Alongside the Fields of Kindness were the Fields of Simplicity. So much kindness and simplicity, just waiting for me to get there. Homecoming happened. Truly. How long it can take to make that journey when the beginning was rough as fuck and no-one knew how to show you those Fields of kindness or simplicity, never mind a doorway called THIS.
I could, if I were a linier bird, write a whole piece about the last couple of years, and the physical pain, and my enquiry about staying in, or leaving the world. But, I’m not a linier bird, and as I recover from my recent, rather miraculous surgery, waiting to see what the outcome will be, all I can say is that, that’s a riff and ramble for another day.

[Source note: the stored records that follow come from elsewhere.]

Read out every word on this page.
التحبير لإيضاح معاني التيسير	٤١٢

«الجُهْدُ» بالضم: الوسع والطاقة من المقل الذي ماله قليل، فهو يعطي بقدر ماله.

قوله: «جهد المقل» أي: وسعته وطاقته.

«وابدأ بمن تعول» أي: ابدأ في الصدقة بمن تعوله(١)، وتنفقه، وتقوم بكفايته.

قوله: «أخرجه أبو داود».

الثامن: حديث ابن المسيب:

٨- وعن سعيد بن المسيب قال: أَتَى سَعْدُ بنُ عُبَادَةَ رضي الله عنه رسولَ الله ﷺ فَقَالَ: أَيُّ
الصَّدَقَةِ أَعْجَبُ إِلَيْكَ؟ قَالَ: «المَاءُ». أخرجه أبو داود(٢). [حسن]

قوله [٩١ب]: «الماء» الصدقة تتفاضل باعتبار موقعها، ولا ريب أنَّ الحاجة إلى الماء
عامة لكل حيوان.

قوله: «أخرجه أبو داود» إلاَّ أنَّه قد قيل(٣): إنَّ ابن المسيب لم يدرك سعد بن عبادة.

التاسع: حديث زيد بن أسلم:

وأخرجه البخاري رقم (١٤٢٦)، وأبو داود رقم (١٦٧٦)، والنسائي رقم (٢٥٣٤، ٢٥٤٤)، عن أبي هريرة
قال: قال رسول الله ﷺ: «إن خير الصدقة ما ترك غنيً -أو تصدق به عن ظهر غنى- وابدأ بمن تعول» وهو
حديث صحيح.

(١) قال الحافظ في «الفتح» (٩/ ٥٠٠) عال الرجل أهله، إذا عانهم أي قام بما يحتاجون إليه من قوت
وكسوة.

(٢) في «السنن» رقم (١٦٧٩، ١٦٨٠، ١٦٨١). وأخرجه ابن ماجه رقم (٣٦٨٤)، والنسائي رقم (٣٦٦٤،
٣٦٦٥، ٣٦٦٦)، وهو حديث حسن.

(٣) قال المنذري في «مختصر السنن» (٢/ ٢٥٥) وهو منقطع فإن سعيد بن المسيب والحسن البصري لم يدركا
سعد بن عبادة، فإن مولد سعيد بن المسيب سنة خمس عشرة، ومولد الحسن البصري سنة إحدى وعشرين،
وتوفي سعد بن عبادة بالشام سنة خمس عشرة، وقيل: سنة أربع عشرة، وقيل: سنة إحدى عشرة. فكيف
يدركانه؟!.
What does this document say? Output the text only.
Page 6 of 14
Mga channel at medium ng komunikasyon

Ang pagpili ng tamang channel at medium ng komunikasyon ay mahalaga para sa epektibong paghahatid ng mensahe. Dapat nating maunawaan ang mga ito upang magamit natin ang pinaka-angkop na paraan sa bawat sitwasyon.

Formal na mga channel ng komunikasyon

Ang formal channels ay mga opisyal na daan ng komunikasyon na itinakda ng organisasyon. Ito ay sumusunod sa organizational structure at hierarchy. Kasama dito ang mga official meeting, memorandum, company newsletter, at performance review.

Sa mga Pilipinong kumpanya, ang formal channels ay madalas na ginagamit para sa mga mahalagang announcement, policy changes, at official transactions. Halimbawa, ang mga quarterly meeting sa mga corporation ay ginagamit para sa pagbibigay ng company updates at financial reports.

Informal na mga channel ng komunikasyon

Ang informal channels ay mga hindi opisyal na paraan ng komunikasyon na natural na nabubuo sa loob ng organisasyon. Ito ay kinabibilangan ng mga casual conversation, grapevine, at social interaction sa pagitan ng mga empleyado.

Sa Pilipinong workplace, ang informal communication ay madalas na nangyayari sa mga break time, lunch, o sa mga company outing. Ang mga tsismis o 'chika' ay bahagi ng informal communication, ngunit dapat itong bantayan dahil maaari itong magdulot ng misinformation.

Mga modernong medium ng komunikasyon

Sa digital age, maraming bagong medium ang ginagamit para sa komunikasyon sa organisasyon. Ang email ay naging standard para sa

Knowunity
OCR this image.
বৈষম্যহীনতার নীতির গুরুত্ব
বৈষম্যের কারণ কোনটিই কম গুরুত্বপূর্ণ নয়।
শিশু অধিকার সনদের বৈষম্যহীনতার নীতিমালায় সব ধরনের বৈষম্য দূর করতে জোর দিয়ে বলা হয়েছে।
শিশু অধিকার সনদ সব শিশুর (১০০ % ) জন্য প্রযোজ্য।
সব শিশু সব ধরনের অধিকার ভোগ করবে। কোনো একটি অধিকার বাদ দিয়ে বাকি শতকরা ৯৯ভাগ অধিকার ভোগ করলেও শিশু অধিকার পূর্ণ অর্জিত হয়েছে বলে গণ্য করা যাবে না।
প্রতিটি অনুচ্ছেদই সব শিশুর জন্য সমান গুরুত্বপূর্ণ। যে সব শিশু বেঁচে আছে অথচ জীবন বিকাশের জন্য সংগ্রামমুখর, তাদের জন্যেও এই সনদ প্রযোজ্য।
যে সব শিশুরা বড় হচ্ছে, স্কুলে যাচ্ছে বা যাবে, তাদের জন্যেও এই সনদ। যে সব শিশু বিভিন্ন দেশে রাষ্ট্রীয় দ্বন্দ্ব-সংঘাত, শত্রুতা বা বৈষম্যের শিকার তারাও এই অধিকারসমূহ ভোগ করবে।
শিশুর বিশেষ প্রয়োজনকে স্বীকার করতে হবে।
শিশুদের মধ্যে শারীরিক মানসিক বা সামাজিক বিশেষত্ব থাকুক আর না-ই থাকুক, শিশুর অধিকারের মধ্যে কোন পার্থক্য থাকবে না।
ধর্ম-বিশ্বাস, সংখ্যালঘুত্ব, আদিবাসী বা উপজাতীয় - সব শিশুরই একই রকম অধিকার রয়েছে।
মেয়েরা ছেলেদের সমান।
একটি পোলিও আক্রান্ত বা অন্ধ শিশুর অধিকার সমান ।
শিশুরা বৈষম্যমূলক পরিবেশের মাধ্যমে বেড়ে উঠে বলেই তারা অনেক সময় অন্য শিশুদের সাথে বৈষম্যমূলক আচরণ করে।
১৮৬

THIS this, is Sunday, on my beloved bed with Leonard the dog, some post op pain, some cracked open heart, interspersed with some head fuck about wanting to hang on to cracked open and knowing that nothing stays still, and that in all the welcoming and falling, I have learned that even if I drop in to the darkest places, luminosity still rolls through the darkness of rock face, and the stars are down there too. It’s the THIS-NESS of trusting that comes and goes: forgotten and remembered again.